Shortly after the final reading was given by county council to the ordinance approving the AvCraft incentive package in Summer 2005, the company’s production line (AvCraft Aerospace GmbH) in Germany was in bankruptcy, its parent company (AvCraft Aviation) in Leesburg, VA was closed and its CEO at the time, Ben Bartel, was in jail in Germany for tax evasion. AvCraft was still employing approximately 50 people in Horry County.
But, Horry County Council went ahead and approved the incentive package because AvCraft Support Services still promised 400-600 “high paying” jobs and county council believed it. A clause in the incentive package guaranteed four years of incentive payments by Horry County to AvCraft if the company met its first employment goal of 50 employees in its first six months. AvCraft brought that many employees along in its relocation guaranteeing the incentive payments.
Within the next 12 months, AvCraft Support Services was foreclosed by Canadian bank Maple Financial, its principal lender. Maple Financial continued to provide funds to keep AvCraft Support Services operating, hoping to recover some of its investment in a future sale. AvCraft was still employing approximately 50 people in Horry County.

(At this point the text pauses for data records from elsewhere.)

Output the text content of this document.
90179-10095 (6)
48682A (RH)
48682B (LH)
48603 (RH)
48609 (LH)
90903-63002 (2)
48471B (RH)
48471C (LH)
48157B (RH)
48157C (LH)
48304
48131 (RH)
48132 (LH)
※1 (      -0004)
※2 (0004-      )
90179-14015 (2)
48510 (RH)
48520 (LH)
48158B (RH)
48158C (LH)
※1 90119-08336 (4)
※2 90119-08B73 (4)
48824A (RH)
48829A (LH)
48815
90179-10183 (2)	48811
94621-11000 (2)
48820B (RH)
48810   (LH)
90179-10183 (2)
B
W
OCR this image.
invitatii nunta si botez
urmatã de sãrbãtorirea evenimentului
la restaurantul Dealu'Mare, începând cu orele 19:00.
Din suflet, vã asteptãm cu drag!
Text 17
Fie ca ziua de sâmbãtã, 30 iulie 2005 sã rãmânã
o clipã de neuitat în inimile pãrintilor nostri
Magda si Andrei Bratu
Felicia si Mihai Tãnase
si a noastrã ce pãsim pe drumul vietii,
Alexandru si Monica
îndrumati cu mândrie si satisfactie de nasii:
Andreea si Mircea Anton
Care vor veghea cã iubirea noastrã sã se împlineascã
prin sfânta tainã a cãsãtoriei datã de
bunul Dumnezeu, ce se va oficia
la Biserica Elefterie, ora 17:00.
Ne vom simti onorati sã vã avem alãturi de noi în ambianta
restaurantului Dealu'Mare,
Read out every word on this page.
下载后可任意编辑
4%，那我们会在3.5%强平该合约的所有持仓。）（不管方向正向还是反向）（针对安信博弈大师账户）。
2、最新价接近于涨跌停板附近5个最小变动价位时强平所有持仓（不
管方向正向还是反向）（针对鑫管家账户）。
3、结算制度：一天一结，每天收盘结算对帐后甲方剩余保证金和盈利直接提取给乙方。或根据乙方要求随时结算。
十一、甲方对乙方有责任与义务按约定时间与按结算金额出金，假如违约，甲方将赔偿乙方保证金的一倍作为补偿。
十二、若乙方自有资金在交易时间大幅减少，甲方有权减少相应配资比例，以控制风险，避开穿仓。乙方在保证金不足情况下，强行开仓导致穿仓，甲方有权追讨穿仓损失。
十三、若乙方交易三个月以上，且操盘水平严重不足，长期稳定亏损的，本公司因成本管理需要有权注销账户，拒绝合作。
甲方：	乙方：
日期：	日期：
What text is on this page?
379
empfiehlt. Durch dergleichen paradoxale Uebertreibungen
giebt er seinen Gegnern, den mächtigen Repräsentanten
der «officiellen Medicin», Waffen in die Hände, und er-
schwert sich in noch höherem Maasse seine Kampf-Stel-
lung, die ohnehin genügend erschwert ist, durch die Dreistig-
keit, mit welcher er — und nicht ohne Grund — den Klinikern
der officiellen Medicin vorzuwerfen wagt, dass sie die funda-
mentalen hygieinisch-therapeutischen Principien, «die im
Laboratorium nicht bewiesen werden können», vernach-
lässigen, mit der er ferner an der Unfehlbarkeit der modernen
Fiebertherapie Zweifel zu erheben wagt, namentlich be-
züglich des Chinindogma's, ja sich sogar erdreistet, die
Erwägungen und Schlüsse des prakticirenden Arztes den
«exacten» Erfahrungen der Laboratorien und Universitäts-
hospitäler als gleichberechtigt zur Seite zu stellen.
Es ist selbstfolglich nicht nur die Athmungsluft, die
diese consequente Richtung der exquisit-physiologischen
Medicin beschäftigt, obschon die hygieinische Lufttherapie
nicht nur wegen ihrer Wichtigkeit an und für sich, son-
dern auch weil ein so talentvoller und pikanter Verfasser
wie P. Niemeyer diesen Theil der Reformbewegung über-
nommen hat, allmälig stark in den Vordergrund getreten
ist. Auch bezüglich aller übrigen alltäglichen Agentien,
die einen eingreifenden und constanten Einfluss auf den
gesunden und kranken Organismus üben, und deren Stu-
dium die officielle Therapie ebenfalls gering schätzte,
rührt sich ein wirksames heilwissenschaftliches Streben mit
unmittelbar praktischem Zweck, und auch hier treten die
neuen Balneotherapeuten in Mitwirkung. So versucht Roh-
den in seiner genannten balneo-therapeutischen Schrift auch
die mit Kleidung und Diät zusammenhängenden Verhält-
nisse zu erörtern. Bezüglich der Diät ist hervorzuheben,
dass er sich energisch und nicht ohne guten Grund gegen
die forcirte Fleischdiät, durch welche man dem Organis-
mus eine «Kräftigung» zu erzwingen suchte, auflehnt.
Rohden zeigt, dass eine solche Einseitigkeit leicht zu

In 2009, Maple Financial finally sold AvCraft Support Services on the auction block and AvCraft Technical Services was born – the “new AvCraft”, according to company pronouncements at the time. AvCraft was still employing approximately 50 people in Horry County at the time.
The “new AvCraft” approached Horry County about rent reductions for the hangars and buildings it occupied at Myrtle Beach International. In 2010, AvCraft signed a new “space use” agreement with the Department of Airports, including the requested rent reductions, for a guarantee of providing only 50 new “high paying” jobs.
In January 2012, the “new AvCraft” and Horry County Council entered into a new incentive package, this time negotiated by Brad Lofton, CEO of the now Myrtle Beach Regional Economic Development Corporation.
The new incentive package provided $200,000 in cash ($100,000 each from Horry County and the State of South Carolina) along with requested rent reductions for the promise that AvCraft would hire an additional 150 new employees over the next five years. AvCraft was still employing approximately 50 people in Horry County at the time.
At the 2012 announcement of the new incentive and job creation package, the first one Lofton finalized after approximately nine months on the job at MBREDC, the following notable political pronouncements were made:
“I am thankful for the company’s commitment to Horry County and proud of our economic development team for this terrific announcement.” – Tom Rice, Horry County Council Chairman and S.C. 7th Congressional District candidate at the time.
“It’s another great day in South Carolina, and we are going to celebrate AvCraft’s decision to expand and create 150 new jobs in Horry County.” – S.C. Gov. Nikki Haley
If only it were so.
AvCraft today employs approximately 50 people in Horry County and, now, the clock is ticking.